3) ABC model- the therapist may dispute negative beliefs and rationalise them. The patient is set homework tasks and may need to engage in positive self talk and role plays.

4) normalisation - the therapist tells the schizophrenic patient that some “normal people” have unusual experiences when they’re stressed to make the patient less anxious.

5) critical collaboration analysis- therapist uses gentle questioning to help the patient understand illogical conclusions. “If the voices are real, why can’t other people hear them?”

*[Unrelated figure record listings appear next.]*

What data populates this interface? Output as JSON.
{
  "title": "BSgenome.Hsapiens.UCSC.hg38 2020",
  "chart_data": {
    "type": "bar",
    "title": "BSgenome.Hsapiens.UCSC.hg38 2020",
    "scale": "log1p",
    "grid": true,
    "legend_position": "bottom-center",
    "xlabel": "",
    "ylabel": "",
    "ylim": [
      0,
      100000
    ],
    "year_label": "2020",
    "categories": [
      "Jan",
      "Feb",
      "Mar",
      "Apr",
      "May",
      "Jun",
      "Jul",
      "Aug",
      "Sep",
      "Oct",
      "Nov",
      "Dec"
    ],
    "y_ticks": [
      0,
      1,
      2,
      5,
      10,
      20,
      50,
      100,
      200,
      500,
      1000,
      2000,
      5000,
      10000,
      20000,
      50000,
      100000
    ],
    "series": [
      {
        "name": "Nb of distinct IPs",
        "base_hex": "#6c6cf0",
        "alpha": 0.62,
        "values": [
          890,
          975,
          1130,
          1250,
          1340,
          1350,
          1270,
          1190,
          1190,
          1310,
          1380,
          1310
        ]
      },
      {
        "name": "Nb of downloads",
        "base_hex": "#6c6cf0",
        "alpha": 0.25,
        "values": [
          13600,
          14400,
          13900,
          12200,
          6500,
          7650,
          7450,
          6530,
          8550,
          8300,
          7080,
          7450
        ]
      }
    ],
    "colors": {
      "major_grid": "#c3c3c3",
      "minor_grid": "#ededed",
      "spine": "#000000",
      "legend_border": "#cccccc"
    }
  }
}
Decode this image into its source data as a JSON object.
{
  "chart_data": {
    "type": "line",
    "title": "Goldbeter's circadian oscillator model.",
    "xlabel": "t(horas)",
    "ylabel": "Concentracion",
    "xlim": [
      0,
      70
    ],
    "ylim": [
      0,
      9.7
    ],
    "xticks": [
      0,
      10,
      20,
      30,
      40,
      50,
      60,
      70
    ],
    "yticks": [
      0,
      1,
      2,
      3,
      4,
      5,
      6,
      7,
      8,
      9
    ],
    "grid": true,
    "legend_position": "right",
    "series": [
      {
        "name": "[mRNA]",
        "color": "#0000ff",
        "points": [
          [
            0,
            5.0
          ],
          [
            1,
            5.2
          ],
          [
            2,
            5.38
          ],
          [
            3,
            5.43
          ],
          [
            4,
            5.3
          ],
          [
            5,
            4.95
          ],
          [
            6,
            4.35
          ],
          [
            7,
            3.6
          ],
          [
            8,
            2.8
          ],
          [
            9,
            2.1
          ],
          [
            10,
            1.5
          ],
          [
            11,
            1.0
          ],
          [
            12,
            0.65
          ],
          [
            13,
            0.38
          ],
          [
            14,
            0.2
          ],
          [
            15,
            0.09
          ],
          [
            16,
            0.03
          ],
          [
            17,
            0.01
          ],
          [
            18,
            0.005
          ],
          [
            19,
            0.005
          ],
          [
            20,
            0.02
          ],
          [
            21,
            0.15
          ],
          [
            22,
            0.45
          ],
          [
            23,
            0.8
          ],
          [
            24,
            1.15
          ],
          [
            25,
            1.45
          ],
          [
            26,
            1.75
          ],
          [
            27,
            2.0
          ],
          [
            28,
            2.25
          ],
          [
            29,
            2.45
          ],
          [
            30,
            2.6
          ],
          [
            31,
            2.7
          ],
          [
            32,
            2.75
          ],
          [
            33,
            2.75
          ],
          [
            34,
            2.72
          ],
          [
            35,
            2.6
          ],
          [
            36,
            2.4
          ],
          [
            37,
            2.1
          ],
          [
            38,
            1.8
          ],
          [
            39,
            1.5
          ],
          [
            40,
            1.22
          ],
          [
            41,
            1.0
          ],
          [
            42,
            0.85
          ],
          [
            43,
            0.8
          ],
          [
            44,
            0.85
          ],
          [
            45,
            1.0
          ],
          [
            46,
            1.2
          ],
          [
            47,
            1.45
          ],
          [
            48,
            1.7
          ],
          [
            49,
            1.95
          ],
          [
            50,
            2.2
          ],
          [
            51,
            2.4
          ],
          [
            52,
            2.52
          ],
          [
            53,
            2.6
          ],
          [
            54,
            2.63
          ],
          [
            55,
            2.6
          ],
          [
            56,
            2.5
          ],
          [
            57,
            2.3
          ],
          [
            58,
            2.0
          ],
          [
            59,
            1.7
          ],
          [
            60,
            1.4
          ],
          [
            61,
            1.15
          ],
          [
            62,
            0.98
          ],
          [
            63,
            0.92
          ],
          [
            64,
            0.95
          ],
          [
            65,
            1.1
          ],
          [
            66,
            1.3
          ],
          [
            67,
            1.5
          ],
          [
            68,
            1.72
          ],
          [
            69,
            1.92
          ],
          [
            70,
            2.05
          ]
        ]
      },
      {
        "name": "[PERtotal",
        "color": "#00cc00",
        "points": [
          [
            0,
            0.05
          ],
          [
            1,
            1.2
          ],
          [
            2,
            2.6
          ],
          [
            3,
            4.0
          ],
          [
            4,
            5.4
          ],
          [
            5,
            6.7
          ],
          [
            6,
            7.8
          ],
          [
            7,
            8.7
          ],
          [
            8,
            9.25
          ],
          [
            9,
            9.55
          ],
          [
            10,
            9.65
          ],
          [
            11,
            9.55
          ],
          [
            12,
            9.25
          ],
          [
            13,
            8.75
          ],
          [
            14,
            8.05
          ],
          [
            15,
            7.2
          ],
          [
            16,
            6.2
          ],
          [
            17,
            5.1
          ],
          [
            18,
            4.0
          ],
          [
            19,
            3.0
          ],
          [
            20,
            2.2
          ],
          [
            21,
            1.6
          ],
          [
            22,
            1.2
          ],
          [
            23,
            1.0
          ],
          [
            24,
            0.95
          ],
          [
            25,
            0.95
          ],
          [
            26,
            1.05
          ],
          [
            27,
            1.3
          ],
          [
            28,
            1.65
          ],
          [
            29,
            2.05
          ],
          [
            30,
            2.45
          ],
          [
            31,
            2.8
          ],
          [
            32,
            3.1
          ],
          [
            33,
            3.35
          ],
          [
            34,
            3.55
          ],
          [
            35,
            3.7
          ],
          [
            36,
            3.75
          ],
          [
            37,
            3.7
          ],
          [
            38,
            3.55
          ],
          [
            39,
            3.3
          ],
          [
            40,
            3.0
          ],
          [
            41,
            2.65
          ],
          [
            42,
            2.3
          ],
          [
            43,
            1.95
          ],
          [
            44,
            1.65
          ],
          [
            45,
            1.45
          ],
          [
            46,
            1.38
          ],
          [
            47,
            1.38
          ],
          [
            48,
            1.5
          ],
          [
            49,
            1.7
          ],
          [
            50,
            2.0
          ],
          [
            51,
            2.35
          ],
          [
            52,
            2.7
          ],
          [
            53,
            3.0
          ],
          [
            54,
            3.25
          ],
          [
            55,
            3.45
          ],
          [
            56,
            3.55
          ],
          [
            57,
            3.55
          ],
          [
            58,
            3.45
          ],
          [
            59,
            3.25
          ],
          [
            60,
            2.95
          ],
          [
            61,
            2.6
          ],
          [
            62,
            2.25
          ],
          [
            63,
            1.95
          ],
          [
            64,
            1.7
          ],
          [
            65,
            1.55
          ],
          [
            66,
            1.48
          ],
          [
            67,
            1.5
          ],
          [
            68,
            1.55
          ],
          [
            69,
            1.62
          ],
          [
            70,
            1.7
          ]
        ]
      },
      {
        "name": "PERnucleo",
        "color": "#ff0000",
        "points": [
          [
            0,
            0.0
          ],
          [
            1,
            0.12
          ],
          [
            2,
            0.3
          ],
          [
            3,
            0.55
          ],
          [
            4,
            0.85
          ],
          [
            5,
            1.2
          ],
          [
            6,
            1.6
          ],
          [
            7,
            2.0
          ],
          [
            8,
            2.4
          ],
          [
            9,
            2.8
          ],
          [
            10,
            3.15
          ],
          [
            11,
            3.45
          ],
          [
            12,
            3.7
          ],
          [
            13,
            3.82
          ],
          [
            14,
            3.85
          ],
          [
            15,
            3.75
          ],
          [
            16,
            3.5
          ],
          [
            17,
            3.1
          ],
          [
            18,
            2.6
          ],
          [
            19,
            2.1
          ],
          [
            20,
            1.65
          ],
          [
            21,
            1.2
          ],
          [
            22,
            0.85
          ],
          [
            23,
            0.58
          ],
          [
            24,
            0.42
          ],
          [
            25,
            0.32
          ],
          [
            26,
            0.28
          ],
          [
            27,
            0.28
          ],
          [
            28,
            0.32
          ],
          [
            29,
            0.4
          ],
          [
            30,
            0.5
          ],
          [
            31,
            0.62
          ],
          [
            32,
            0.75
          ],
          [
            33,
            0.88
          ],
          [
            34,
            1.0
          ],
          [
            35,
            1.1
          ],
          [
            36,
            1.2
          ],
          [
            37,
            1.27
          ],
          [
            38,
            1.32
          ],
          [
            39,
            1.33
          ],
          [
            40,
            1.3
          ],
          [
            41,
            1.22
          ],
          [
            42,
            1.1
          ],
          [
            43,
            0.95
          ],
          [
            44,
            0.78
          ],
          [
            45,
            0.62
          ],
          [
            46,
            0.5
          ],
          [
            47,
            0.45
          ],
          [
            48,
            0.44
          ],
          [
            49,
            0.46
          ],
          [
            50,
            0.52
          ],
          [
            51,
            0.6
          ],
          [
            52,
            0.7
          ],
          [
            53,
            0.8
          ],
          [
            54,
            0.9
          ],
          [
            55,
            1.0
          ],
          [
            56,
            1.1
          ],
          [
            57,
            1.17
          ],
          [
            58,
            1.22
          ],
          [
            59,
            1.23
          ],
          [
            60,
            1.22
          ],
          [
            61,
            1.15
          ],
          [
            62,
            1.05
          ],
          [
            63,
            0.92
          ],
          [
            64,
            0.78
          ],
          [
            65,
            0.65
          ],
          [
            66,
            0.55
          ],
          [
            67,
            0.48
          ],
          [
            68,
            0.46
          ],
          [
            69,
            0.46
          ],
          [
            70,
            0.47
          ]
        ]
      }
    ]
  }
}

6) develop alternative explanations- the schizophrenic patient develops alternative explanations for their unhealthy assumptions.

56
Q

Strengths of CBTp?

A

1) CBT has the advantage that it has less ethical issues compare to drug treatment. For CBT the patient is more in control if the treatment via the self help element. With drugs, the patient might feel that they are not in control of the treatment and it feels more like a “chemical straight jacket”. CBT also does not have any side effects like drug therapy and the patient has more free will.

2) Rathod found research evidence that CBT clinicians tend to be highly trained and effective. The most experienced, able and trained psychologists deliver CBT because they need to show empathy and positive regard to schizophrenic patients, so it is more likely to be helpful for schizophrenic patients.

57
Q

Weaknesses of CBTp?

A

1) a problem with CBT is that it is more expensive as a treatment for schizophrenia than drugs. Therefore, the NHS might be more willing ti issue medication to schizophrenic patients rather than CBT, because drugs are cheaper. Research by Haddock also found that CBTp is not usually offered in the UK and that many schizophrenic patients do not attend therapy sessions.

2) CBTp has the disadvantage of not being suitable for all schizophrenic patients, especially those that are too agitated, paranoid and are not able to communicate effectively. CBT works bebest for patients who refuse drug therapy however those who do not take drug treatment, tend to be more disturbed and find they cannot engage in drug treatment.